Cemetery installs solar array to power mausoleum

New Mt. Sinai Cemetery installed an array of solar panels to power its mausoleum.  

By David Baugher, Special to the Jewish Light

Cemeteries may seem like the last place you’d expect to find cutting-edge innovation and technology, but one local one is working to change that expectation.

“While we have 19th-century origins, we are a very progressive cemetery,” said Dan Brodsky, who is executive director of New Mount Sinai Cemetery, which recently installed a field of solar panels on its property. Measuring about 65 feet by 80 feet, the solar array of 90 panels, which went into operation this month, can generate a peak capacity of 25 kilowatts.

The panels will be used to power facilities within the mausoleum.

“It is a beautiful building, but it also uses a lot of electricity,” Brodsky said. “We decided over a year ago to explore putting up a solar array. Originally, we were going to put it on the roof, but the roof is not a straight, flat surface, so we had to go with what they call ground-mounted.”

The panels are mounted about three feet off the ground behind the mausoleum so they cannot be seen from the road.

Brodsky said the cemetery, which predates the Civil War, spent only about $10,000 for the $50,000 project, with the rest being handled through an incentive program from Ameren electric.

“We were at the very tail end of rebates Ameren was giving out last year,” he said. “We just got in under the wire.”

New Mount Sinai must cover other expenses, however, including the installation of weed block and fencing.

“When all is said and done, we’ll probably end up with about $20,000 invested in it, but we’re saving several hundred dollars per month, so we’ll hit the break-even point on our expenses in less than five years,” Brodsky said.

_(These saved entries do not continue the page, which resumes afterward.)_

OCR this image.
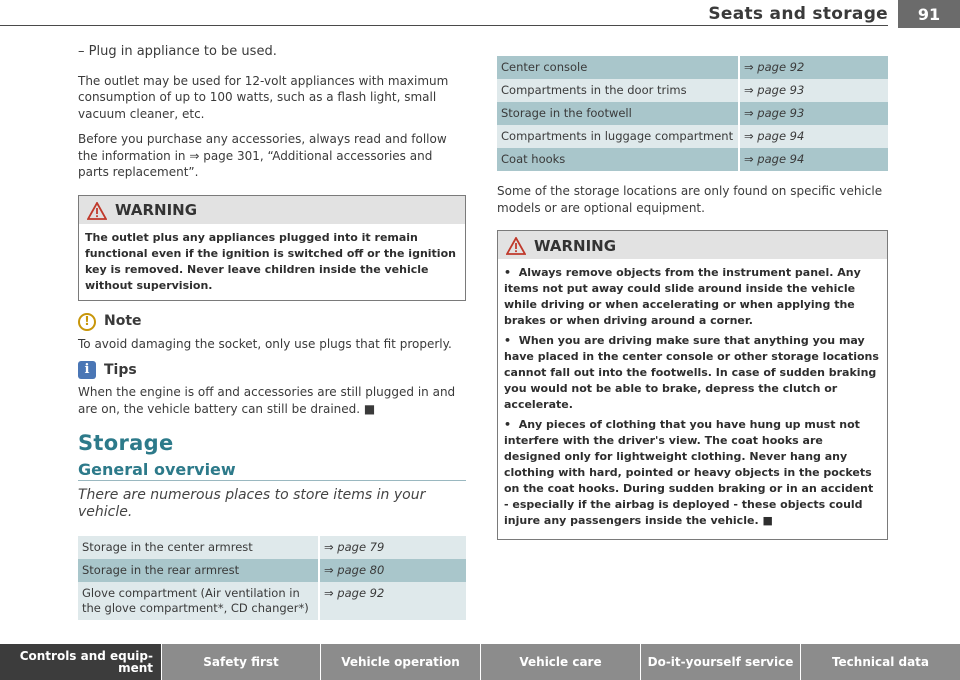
Seats and storage	91

– Plug in appliance to be used.

The outlet may be used for 12-volt appliances with maximum consumption of up to 100 watts, such as a flash light, small vacuum cleaner, etc.

Before you purchase any accessories, always read and follow the information in ⇒ page 301, “Additional accessories and parts replacement”.

WARNING
The outlet plus any appliances plugged into it remain functional even if the ignition is switched off or the ignition key is removed. Never leave children inside the vehicle without supervision.
!	Note

To avoid damaging the socket, only use plugs that fit properly.

i	Tips

When the engine is off and accessories are still plugged in and are on, the vehicle battery can still be drained. ■

Storage
General overview
There are numerous places to store items in your vehicle.
Storage in the center armrest	⇒ page 79
Storage in the rear armrest	⇒ page 80
Glove compartment (Air ventilation in the glove compartment*, CD changer*)	⇒ page 92
Center console	⇒ page 92
Compartments in the door trims	⇒ page 93
Storage in the footwell	⇒ page 93
Compartments in luggage compartment	⇒ page 94
Coat hooks	⇒ page 94

Some of the storage locations are only found on specific vehicle models or are optional equipment.

WARNING

•  Always remove objects from the instrument panel. Any items not put away could slide around inside the vehicle while driving or when accelerating or when applying the brakes or when driving around a corner.

•  When you are driving make sure that anything you may have placed in the center console or other storage locations cannot fall out into the footwells. In case of sudden braking you would not be able to brake, depress the clutch or accelerate.

•  Any pieces of clothing that you have hung up must not interfere with the driver's view. The coat hooks are designed only for lightweight clothing. Never hang any clothing with hard, pointed or heavy objects in the pockets on the coat hooks. During sudden braking or in an accident - especially if the airbag is deployed - these objects could injure any passengers inside the vehicle. ■

Controls and equip-ment	Safety first	Vehicle operation	Vehicle care	Do-it-yourself service	Technical data
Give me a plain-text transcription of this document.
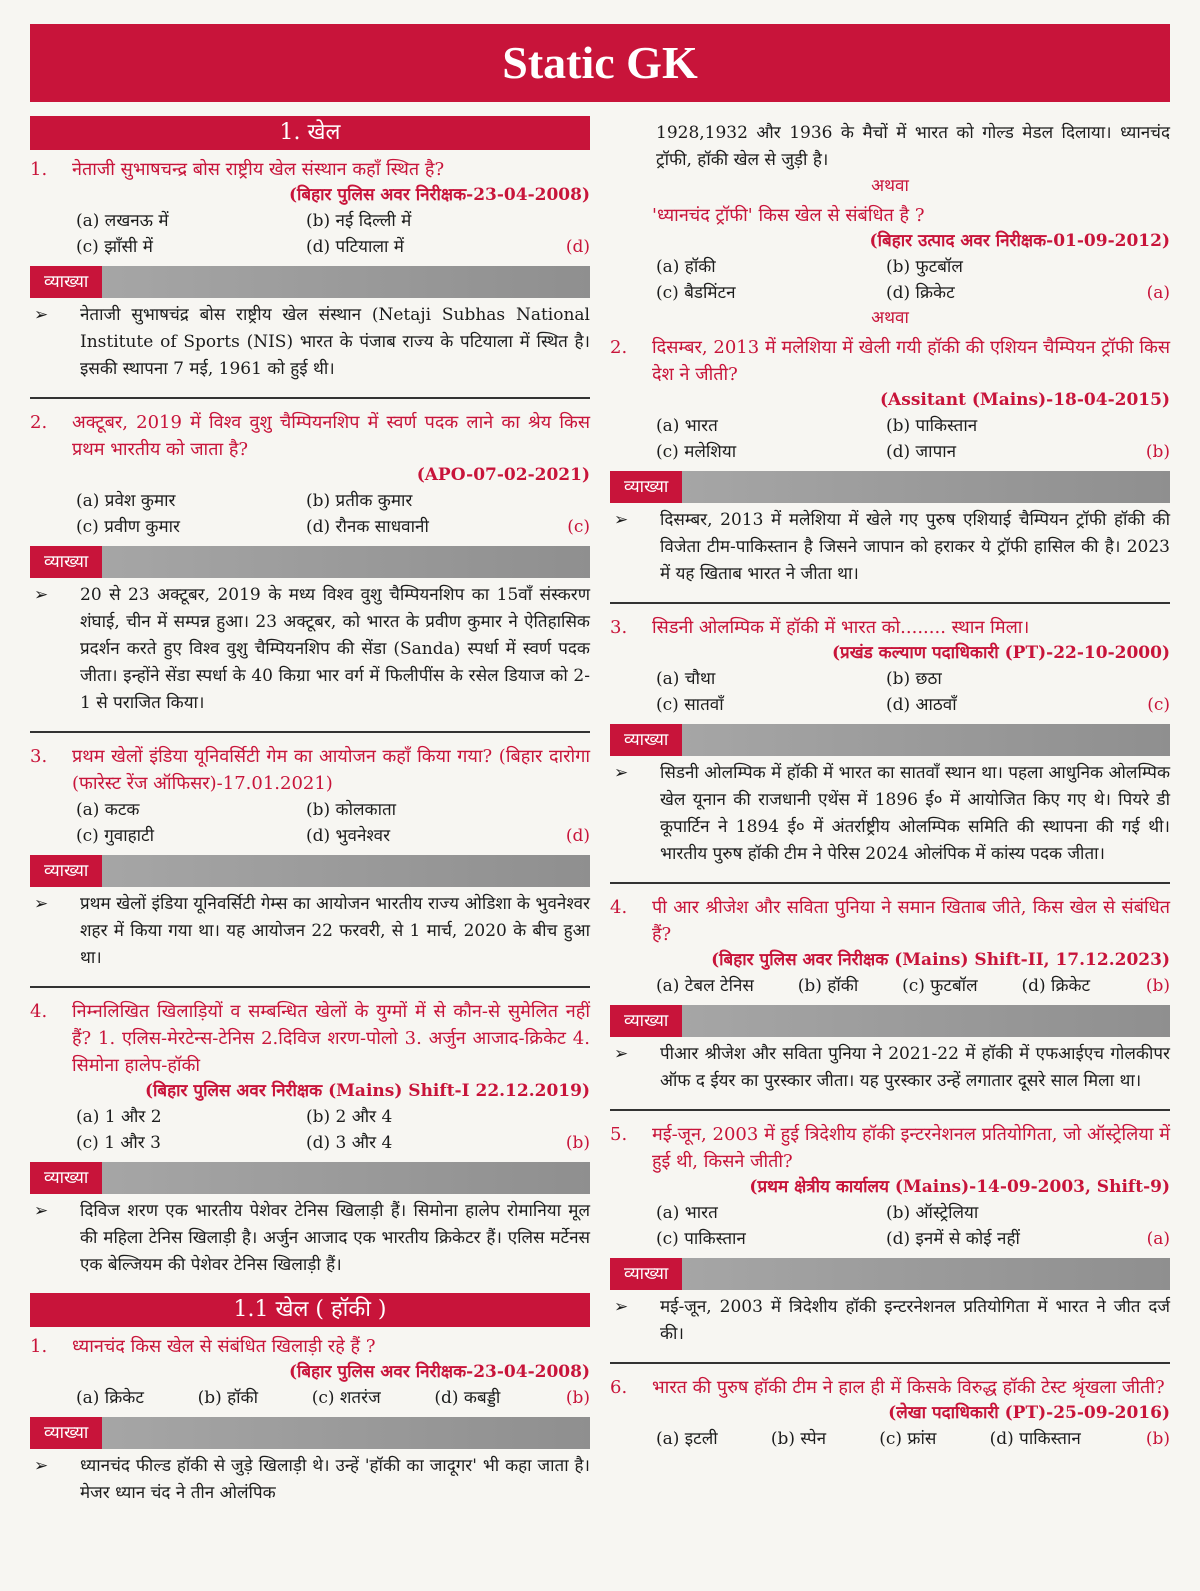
Static GK
1. खेल
1.	नेताजी सुभाषचन्द्र बोस राष्ट्रीय खेल संस्थान कहाँ स्थित है?
(बिहार पुलिस अवर निरीक्षक-23-04-2008)
(a) लखनऊ में	(b) नई दिल्ली में
(c) झाँसी में	(d) पटियाला में	(d)
व्याख्या
➢	नेताजी सुभाषचंद्र बोस राष्ट्रीय खेल संस्थान (Netaji Subhas National Institute of Sports (NIS) भारत के पंजाब राज्य के पटियाला में स्थित है। इसकी स्थापना 7 मई, 1961 को हुई थी।
2.	अक्टूबर, 2019 में विश्व वुशु चैम्पियनशिप में स्वर्ण पदक लाने का श्रेय किस प्रथम भारतीय को जाता है?
(APO-07-02-2021)
(a) प्रवेश कुमार	(b) प्रतीक कुमार
(c) प्रवीण कुमार	(d) रौनक साधवानी	(c)
व्याख्या
➢	20 से 23 अक्टूबर, 2019 के मध्य विश्व वुशु चैम्पियनशिप का 15वाँ संस्करण शंघाई, चीन में सम्पन्न हुआ। 23 अक्टूबर, को भारत के प्रवीण कुमार ने ऐतिहासिक प्रदर्शन करते हुए विश्व वुशु चैम्पियनशिप की सेंडा (Sanda) स्पर्धा में स्वर्ण पदक जीता। इन्होंने सेंडा स्पर्धा के 40 किग्रा भार वर्ग में फिलीपींस के रसेल डियाज को 2-1 से पराजित किया।
3.	प्रथम खेलों इंडिया यूनिवर्सिटी गेम का आयोजन कहाँ किया गया? (बिहार दारोगा (फारेस्ट रेंज ऑफिसर)-17.01.2021)
(a) कटक	(b) कोलकाता
(c) गुवाहाटी	(d) भुवनेश्वर	(d)
व्याख्या
➢	प्रथम खेलों इंडिया यूनिवर्सिटी गेम्स का आयोजन भारतीय राज्य ओडिशा के भुवनेश्वर शहर में किया गया था। यह आयोजन 22 फरवरी, से 1 मार्च, 2020 के बीच हुआ था।
4.	निम्नलिखित खिलाड़ियों व सम्बन्धित खेलों के युग्मों में से कौन-से सुमेलित नहीं हैं? 1. एलिस-मेरटेन्स-टेनिस 2.दिविज शरण-पोलो 3. अर्जुन आजाद-क्रिकेट 4. सिमोना हालेप-हॉकी
(बिहार पुलिस अवर निरीक्षक (Mains) Shift-I 22.12.2019)
(a) 1 और 2	(b) 2 और 4
(c) 1 और 3	(d) 3 और 4	(b)
व्याख्या
➢	दिविज शरण एक भारतीय पेशेवर टेनिस खिलाड़ी हैं। सिमोना हालेप रोमानिया मूल की महिला टेनिस खिलाड़ी है। अर्जुन आजाद एक भारतीय क्रिकेटर हैं। एलिस मर्टेनस एक बेल्जियम की पेशेवर टेनिस खिलाड़ी हैं।
1.1 खेल ( हॉकी )
1.	ध्यानचंद किस खेल से संबंधित खिलाड़ी रहे हैं ?
(बिहार पुलिस अवर निरीक्षक-23-04-2008)
(a) क्रिकेट	(b) हॉकी	(c) शतरंज	(d) कबड्डी	(b)
व्याख्या
➢	ध्यानचंद फील्ड हॉकी से जुड़े खिलाड़ी थे। उन्हें 'हॉकी का जादूगर' भी कहा जाता है। मेजर ध्यान चंद ने तीन ओलंपिक
1928,1932 और 1936 के मैचों में भारत को गोल्ड मेडल दिलाया। ध्यानचंद ट्रॉफी, हॉकी खेल से जुड़ी है।
अथवा
'ध्यानचंद ट्रॉफी' किस खेल से संबंधित है ?
(बिहार उत्पाद अवर निरीक्षक-01-09-2012)
(a) हॉकी	(b) फुटबॉल
(c) बैडमिंटन	(d) क्रिकेट	(a)
अथवा
2.	दिसम्बर, 2013 में मलेशिया में खेली गयी हॉकी की एशियन चैम्पियन ट्रॉफी किस देश ने जीती?
(Assitant (Mains)-18-04-2015)
(a) भारत	(b) पाकिस्तान
(c) मलेशिया	(d) जापान	(b)
व्याख्या
➢	दिसम्बर, 2013 में मलेशिया में खेले गए पुरुष एशियाई चैम्पियन ट्रॉफी हॉकी की विजेता टीम-पाकिस्तान है जिसने जापान को हराकर ये ट्रॉफी हासिल की है। 2023 में यह खिताब भारत ने जीता था।
3.	सिडनी ओलम्पिक में हॉकी में भारत को........ स्थान मिला।
(प्रखंड कल्याण पदाधिकारी (PT)-22-10-2000)
(a) चौथा	(b) छठा
(c) सातवाँ	(d) आठवाँ	(c)
व्याख्या
➢	सिडनी ओलम्पिक में हॉकी में भारत का सातवाँ स्थान था। पहला आधुनिक ओलम्पिक खेल यूनान की राजधानी एथेंस में 1896 ई० में आयोजित किए गए थे। पियरे डी कूपार्टिन ने 1894 ई० में अंतर्राष्ट्रीय ओलम्पिक समिति की स्थापना की गई थी। भारतीय पुरुष हॉकी टीम ने पेरिस 2024 ओलंपिक में कांस्य पदक जीता।
4.	पी आर श्रीजेश और सविता पुनिया ने समान खिताब जीते, किस खेल से संबंधित हैं?
(बिहार पुलिस अवर निरीक्षक (Mains) Shift-II, 17.12.2023)
(a) टेबल टेनिस	(b) हॉकी	(c) फुटबॉल	(d) क्रिकेट	(b)
व्याख्या
➢	पीआर श्रीजेश और सविता पुनिया ने 2021-22 में हॉकी में एफआईएच गोलकीपर ऑफ द ईयर का पुरस्कार जीता। यह पुरस्कार उन्हें लगातार दूसरे साल मिला था।
5.	मई-जून, 2003 में हुई त्रिदेशीय हॉकी इन्टरनेशनल प्रतियोगिता, जो ऑस्ट्रेलिया में हुई थी, किसने जीती?
(प्रथम क्षेत्रीय कार्यालय (Mains)-14-09-2003, Shift-9)
(a) भारत	(b) ऑस्ट्रेलिया
(c) पाकिस्तान	(d) इनमें से कोई नहीं	(a)
व्याख्या
➢	मई-जून, 2003 में त्रिदेशीय हॉकी इन्टरनेशनल प्रतियोगिता में भारत ने जीत दर्ज की।
6.	भारत की पुरुष हॉकी टीम ने हाल ही में किसके विरुद्ध हॉकी टेस्ट श्रृंखला जीती?
(लेखा पदाधिकारी (PT)-25-09-2016)
(a) इटली	(b) स्पेन	(c) फ्रांस	(d) पाकिस्तान	(b)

Ameren will even pay for any excess power that can be sold back to the company. However, Brodsky said, that is unlikely to net any significant revenue. The idea is just to make the mausoleum sustainable.

“Our net expenditure going forward should be zero,” he said.

Cemetery board member Richard Brickson said the panels, which are rated to last about 25 years, would ultimately cover its own costs. 

“After we pay for the system, which shouldn’t take too long, we’ll have free electricity for a whole lot of years,” he said.

Brickson said the idea had been talked about before he was on the board but was never implemented. However, he’d been involved with a similar project at Crossroads College Preparatory School.

“Their system was successful,” he said. “They loved it. They still love it. … That seemed to me the kind of thing that it would be helpful for us to be able to do at the cemetery.”

Brodsky said the cemetery hasn’t had a lot of feedback on the solar array yet, “but I’m sure it will be very positive once people find out we are trying to be environmentally conscious as well as very 21st century.”

Brickson agreed.

“People make decisions about where they are going to bury their loved ones on many different kinds of bases, and they make them at different points in their life,” he said. “Whether this will be a sales point, I don’t know. It will just make us feel better about the fact that we have managed one of our costs functionally to zero for the reasonably foreseeable future.”

Brodsky said that if more rebates are offered eventually, the installation might be expanded.

“We hope if there are incentives down the road, we can do another installation, because our office and shop also use a lot of electricity,” he said. “We’re hoping this is just the beginning phase for us to have solar elsewhere in the cemetery.”

Brodsky says he’s proud to say that he thinks New Mount Sinai is the only cemetery in town to use solar power.

“I’ve got colleagues in LA and on the East Coast, and none of them have solar panels up,” he said.